The scoring potential of  the possession does not change as the game is ending. The winning potential does change and should change markedly as the game begins to end.

How much is a down worth?

This  is an important issue and not readily studied without a data heavy model. I’d suggest following a couple of the Brian Burke links above, they shed a terrific amount of light on the topic. Essentially, the value of a down at a particular time and distance is the difference in expected points at that time and distance between those downs.

How much is a touchdown worth?

We’ll start with the expected points models, because it becomes easy to see how they work. EPA or NEP style models have a total assigned value for the score (6.4 pts Romer, 6.3 Burke), so the value of scoring a touchdown is the value of the score minus the value of the position on the field. It has to be that way because the remaining value is a function of field position et al. If this isn’t true, you violate conservation of a scoring potential.

Likewise, in the linear model, the value of the touchdown is equivalent, due to linearity and scoring potential conservation, to the yards required to score the touchdown. This means if the defense recovers  the ball on the opponent’s 5  (i.e. the defense has just handed you 95 yards of value),  and your team runs for 3 yards, and then passes 2 yards for the score, that the value of the touchdown is 2 yards, or 0.16 points, and the value of the entire drive is 5 yards.

In this context, the classic interpretation of what THGF calls the new rating system doesn’t make a lot of sense.

RANKING = ( yards + 10*TDs – 45*Ints)/attempts

I say so because the yards already encompass the value of the touchdown(s). In this context, the second term could be regarded as an approximation of the value of the extra point (0.8 points of value in this case). And 45 instead of 50 is an estimation that the average INT changes field  position by about 5 yards.

Finally, this analysis begs the question of what model Pro Football Reference’s adjusted yards per attempt actually describes. I’ll try, however. If you adjust the value of yards to create a “barrier potential” term to describe the touchdown, you get the following bit of algebra

0.2(x + 2) + (x + 2 ) = value of true scoring difference = 6.4 + 2 = 8.4

1.2x + 2.4 = 8.4

1.2x = 6.0

x = 5

So, if you adjust the slope so the value of the line  at 100 equals 5 instead of 6, then the average value of a yard becomes 0.07 points, and the cost of  a turnover then becomes 3 points, or about 43 yards.

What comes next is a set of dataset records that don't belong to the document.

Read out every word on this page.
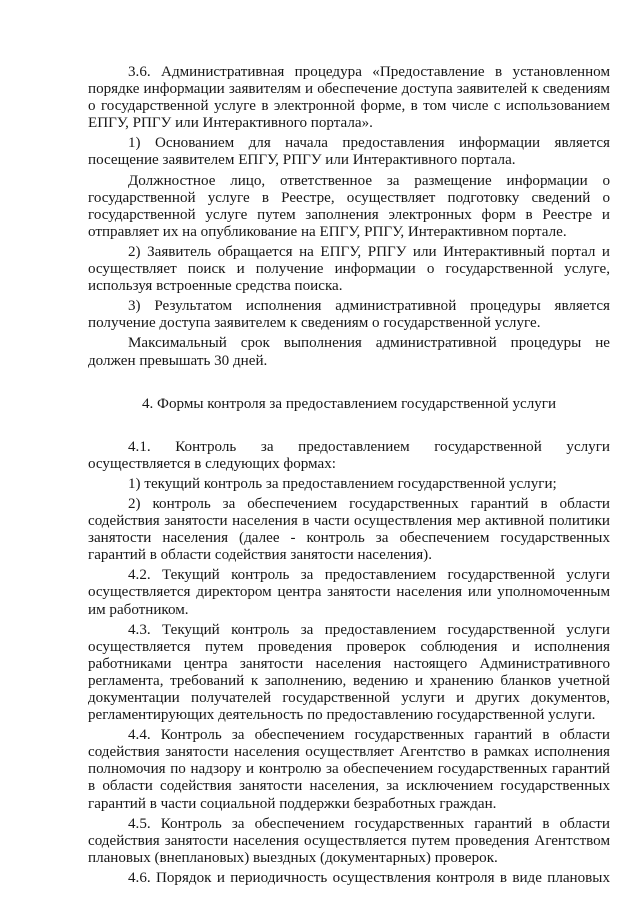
3.6. Административная процедура «Предоставление в установленном порядке информации заявителям и обеспечение доступа заявителей к сведениям о государственной услуге в электронной форме, в том числе с использованием ЕПГУ, РПГУ или Интерактивного портала».

1) Основанием для начала предоставления информации является посещение заявителем ЕПГУ, РПГУ или Интерактивного портала.

Должностное лицо, ответственное за размещение информации о государственной услуге в Реестре, осуществляет подготовку сведений о государственной услуге путем заполнения электронных форм в Реестре и отправляет их на опубликование на ЕПГУ, РПГУ, Интерактивном портале.

2) Заявитель обращается на ЕПГУ, РПГУ или Интерактивный портал и осуществляет поиск и получение информации о государственной услуге, используя встроенные средства поиска.

3) Результатом исполнения административной процедуры является получение доступа заявителем к сведениям о государственной услуге.

Максимальный срок выполнения административной процедуры не должен превышать 30 дней.

4. Формы контроля за предоставлением государственной услуги

4.1. Контроль за предоставлением государственной услуги осуществляется в следующих формах:

1) текущий контроль за предоставлением государственной услуги;

2) контроль за обеспечением государственных гарантий в области содействия занятости населения в части осуществления мер активной политики занятости населения (далее - контроль за обеспечением государственных гарантий в области содействия занятости населения).

4.2. Текущий контроль за предоставлением государственной услуги осуществляется директором центра занятости населения или уполномоченным им работником.

4.3. Текущий контроль за предоставлением государственной услуги осуществляется путем проведения проверок соблюдения и исполнения работниками центра занятости населения настоящего Административного регламента, требований к заполнению, ведению и хранению бланков учетной документации получателей государственной услуги и других документов, регламентирующих деятельность по предоставлению государственной услуги.

4.4. Контроль за обеспечением государственных гарантий в области содействия занятости населения осуществляет Агентство в рамках исполнения полномочия по надзору и контролю за обеспечением государственных гарантий в области содействия занятости населения, за исключением государственных гарантий в части социальной поддержки безработных граждан.

4.5. Контроль за обеспечением государственных гарантий в области содействия занятости населения осуществляется путем проведения Агентством плановых (внеплановых) выездных (документарных) проверок.

4.6. Порядок и периодичность осуществления контроля в виде плановых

How much is a field goal worth?

The same logic that applies for a touchdown also applies for a field goal. It’s the value of the score minus the value of the particular field position, down, etc from which the goal is scored. Note that in a linear model, the value is actually negative for a field goal scored from the 37.5 yard line in. And  this actually makes sense, because the sum of the score values, as the number of scores grow large, in a well balanced EPA/NEP model should approach zero.  In the linear model, I suspect it will approach some nonzero number, which would be an approximation of  the average deviation from best fit EPA/NEP function itself.

Okay, so what if high scoring teams have this zero scoring value? What’s going on?

This is the numerator of a rate term, akin to that of a shooting percentage in the NBA. But since EP models are already averaged, the proper analogy is to the shooting percentage minus the league average shooting percentage. And to continue the analogy a bit further, to score in the NBA, you not only need to shoot (not necessary a good percentage), but you also need to make your own shot. Teams that put  themselves into position to score are the equivalent, they make their own shot. I’ll also note this +/- value probably also is a representation of the TD to FG ratio.

Conclusion

Scoring potential models are part of the new wave of football analysis and the granddaddy of all scoring potential models  is the linear model discussed extensively  in The Hidden Game of Football.  In these models, scoring potential is a conserved quantity and can neither be created nor destroyed. Some of the consequences of this conservation are discussed above.